Another big ticket item that the FM initially proposed as part of the Finance Bill was the taxability of the Employee Provident Fund Scheme which was a compounding multiplier for large part of the population. The proposal was to tax the contribution made by employer in excess of Rs 1,50,000. Further, the corpus that gets created post April 1, 2016 (not retrospective) to the extent of 40 per cent is being proposed to be exempted and the balance would be taxable leading to the same amount being doubly taxed. The proposal so initiated by the FM met with a lot of criticism from people at large, thus leading to the FM rolling it back. This came as a big breather to the common man who would have suffered if the proposal would have not been rolled back by the government.

As regards the deduction in respect of loan taken for residential house property purchased during the tax year 2016-2017, the provisions seem to have been made more stringent with the overall limit proposed to be reduced from Rs 1 lakh to Rs 50,000.

Introduction of the Black Money Bill was the right step to bring to light the funds that were kept hoarded away.

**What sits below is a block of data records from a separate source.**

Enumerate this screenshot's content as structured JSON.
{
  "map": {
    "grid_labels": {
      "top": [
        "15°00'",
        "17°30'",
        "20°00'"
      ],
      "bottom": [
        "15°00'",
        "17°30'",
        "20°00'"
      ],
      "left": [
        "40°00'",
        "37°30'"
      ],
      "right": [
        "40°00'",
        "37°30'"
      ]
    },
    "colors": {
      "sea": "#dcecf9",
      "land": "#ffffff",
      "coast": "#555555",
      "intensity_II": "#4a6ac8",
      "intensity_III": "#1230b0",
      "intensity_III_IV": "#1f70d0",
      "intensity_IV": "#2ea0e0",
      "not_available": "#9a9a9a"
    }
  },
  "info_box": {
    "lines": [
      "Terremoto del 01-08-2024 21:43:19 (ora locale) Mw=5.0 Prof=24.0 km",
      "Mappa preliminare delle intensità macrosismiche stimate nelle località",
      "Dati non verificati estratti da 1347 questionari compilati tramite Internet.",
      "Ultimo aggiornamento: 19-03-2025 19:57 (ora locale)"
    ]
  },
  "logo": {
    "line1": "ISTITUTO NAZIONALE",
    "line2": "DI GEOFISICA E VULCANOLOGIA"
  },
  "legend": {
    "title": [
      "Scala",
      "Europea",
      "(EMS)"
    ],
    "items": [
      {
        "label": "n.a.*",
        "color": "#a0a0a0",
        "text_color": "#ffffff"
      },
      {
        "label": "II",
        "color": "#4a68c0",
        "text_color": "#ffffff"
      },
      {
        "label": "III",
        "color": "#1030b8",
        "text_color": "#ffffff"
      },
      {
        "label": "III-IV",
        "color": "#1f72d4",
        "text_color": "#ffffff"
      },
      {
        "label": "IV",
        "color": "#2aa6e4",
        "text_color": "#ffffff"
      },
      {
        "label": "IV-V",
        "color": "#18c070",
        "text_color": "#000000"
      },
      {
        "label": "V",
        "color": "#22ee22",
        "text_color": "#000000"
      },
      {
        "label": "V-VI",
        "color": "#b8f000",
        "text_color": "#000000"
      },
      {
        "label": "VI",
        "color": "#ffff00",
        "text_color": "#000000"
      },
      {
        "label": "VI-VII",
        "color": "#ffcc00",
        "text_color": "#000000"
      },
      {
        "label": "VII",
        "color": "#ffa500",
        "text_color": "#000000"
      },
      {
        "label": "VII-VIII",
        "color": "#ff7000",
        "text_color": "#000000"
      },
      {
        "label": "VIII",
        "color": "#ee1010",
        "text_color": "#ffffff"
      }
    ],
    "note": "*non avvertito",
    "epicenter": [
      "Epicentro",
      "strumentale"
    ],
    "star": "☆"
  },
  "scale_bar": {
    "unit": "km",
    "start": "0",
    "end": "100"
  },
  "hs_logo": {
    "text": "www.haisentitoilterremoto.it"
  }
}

To take a step further, the FM has proposed the Income Declaration Scheme to provide an opportunity to the persons who have not paid full taxes in the past. The scheme over all comes subject to some conditions related to it, but gives another window to pay up by just paying a price of 45 per cent of the undisclosed income. To cut the long story short, this is certainly not a common man’s budget. With almost negligible benefits doled out to the taxpayers, the proposals seem to nowhere meet the expectations of the common man.